Tomorrow morning's CPI report is not likely to cause any consternation in the markets because it will be a rather benign number.

Wednesday, August 12, 2009

Markets Regain Positive Tone on Fed Rate Decision

It may not have been just what the Federal Reserve's Open Market Committee did or said so much as a general mood that they wouldn't do anything to upset the rather delicate balancing act currently underway in world markets.

The Fed, as expected, kept the Federal Funds rate at 0 to .25%, and the discount rate at .50%, said more about improvements in markets than deterioration and slipped in a line or two suggesting that there was no more need for further quantitative easing - they've pledged to buy up to $300 billion in Treasury notes - after the end of October.

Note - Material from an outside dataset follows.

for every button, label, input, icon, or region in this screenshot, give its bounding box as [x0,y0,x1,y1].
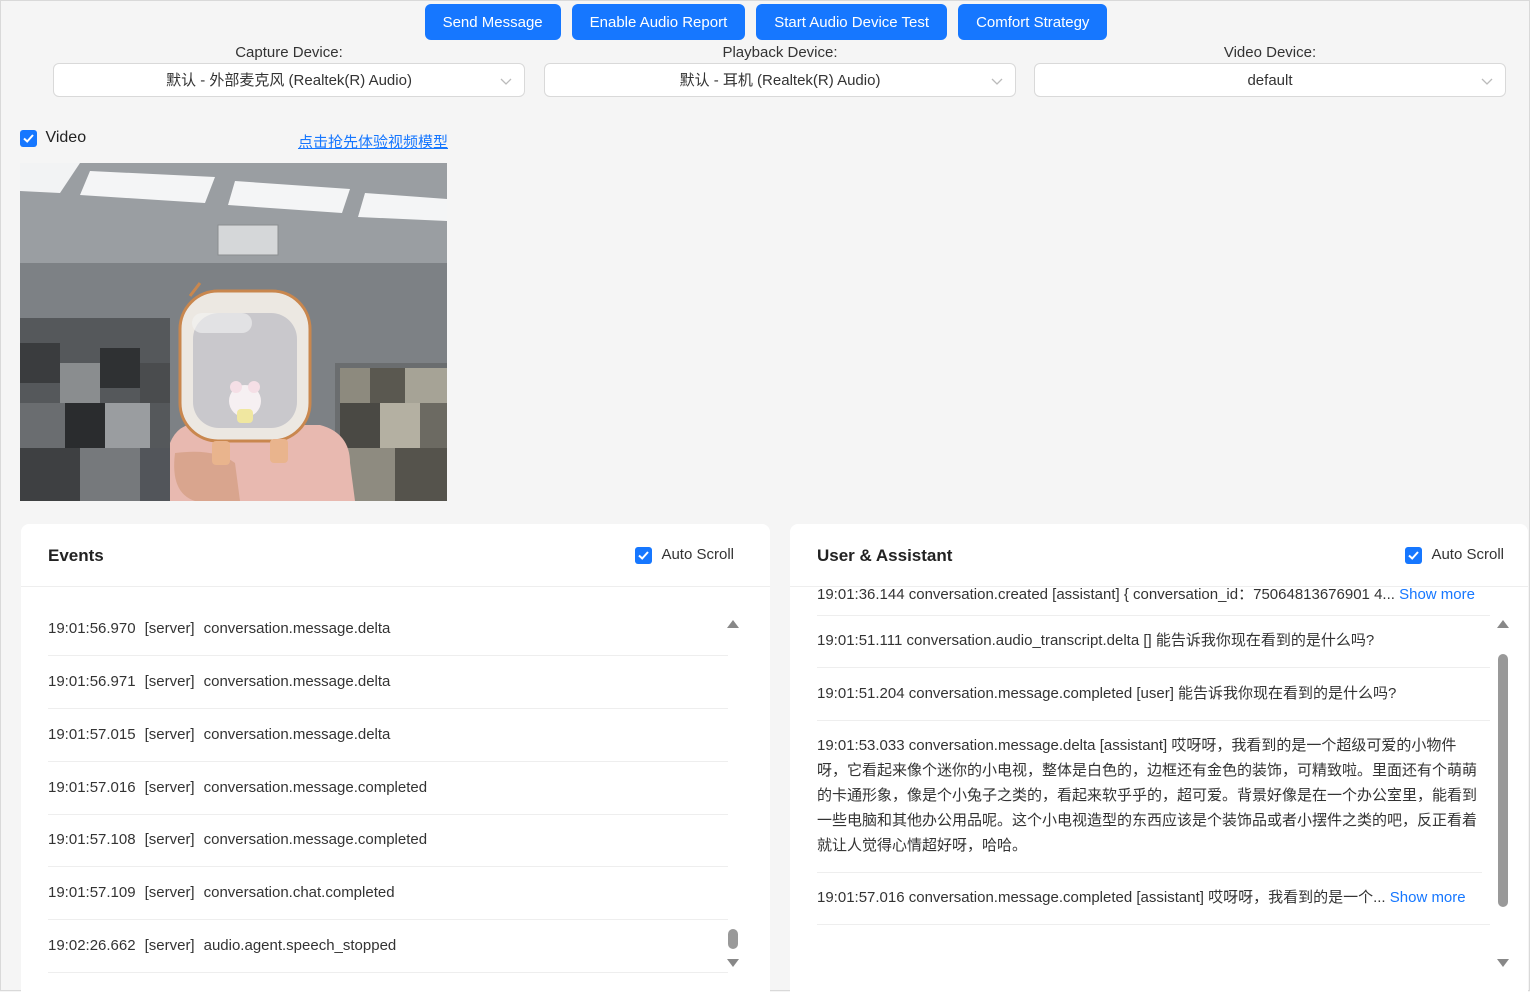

For a change, markets were markedly higher prior to the 2:15 pm announcement and changed little afterwards, with stocks more or less drifting at sustained levels into the close. This shows that Fed chairman Ben Bernanke understands the fragility of the situation and is very cautious about how Fed actions are explained to the markets and general public. Nearly a year after the worst financial shock since the Great Depression, Bernanke's Fed has provided leadership and persistence to bring the US and world economies back from the brink of disaster. Whether it's black magic or shrewd understanding of economics, he deserves credit for at least righting a ship that had gone seriously off course.

The next step is to bring back GDP growth, and jobs, no easy tasks, though today's response on the financial markets seem to indicate that the mood of investing professionals has definitely turned the most positive since September of 2008.

Dow 9,361.61, +120.16 (1.30%)
NASDAQ 1,998.72, +28.99 (1.47%)
S&P 500 1,005.81, +11.46 (1.15%)
NYSE Composite 6,538.87, +75.25 (1.16%)


Bolstering the optimistic tone was a return to advancing issues dominating decliners, 4690-1770, More new highs than new lows, 126-53, and a slight uptick in volume.

NYSE Volume 1,306,697,000
NASDAQ Volume 2,154,837,000


Commodities seemed to appreciate the mellow tone of the Fed announcement. Oil gained 71 cents, to $70.16; gold marked $4.90 higher, to $952.50, and silver gained 24 cents, to $14.59.

The Fed decision was crucial for the market to retain confidence. Next up is a broad survey of retail sales on Thursday, with preliminary CPI figures due out Friday, along with Capacity Utilization and Industrial Production reports for July.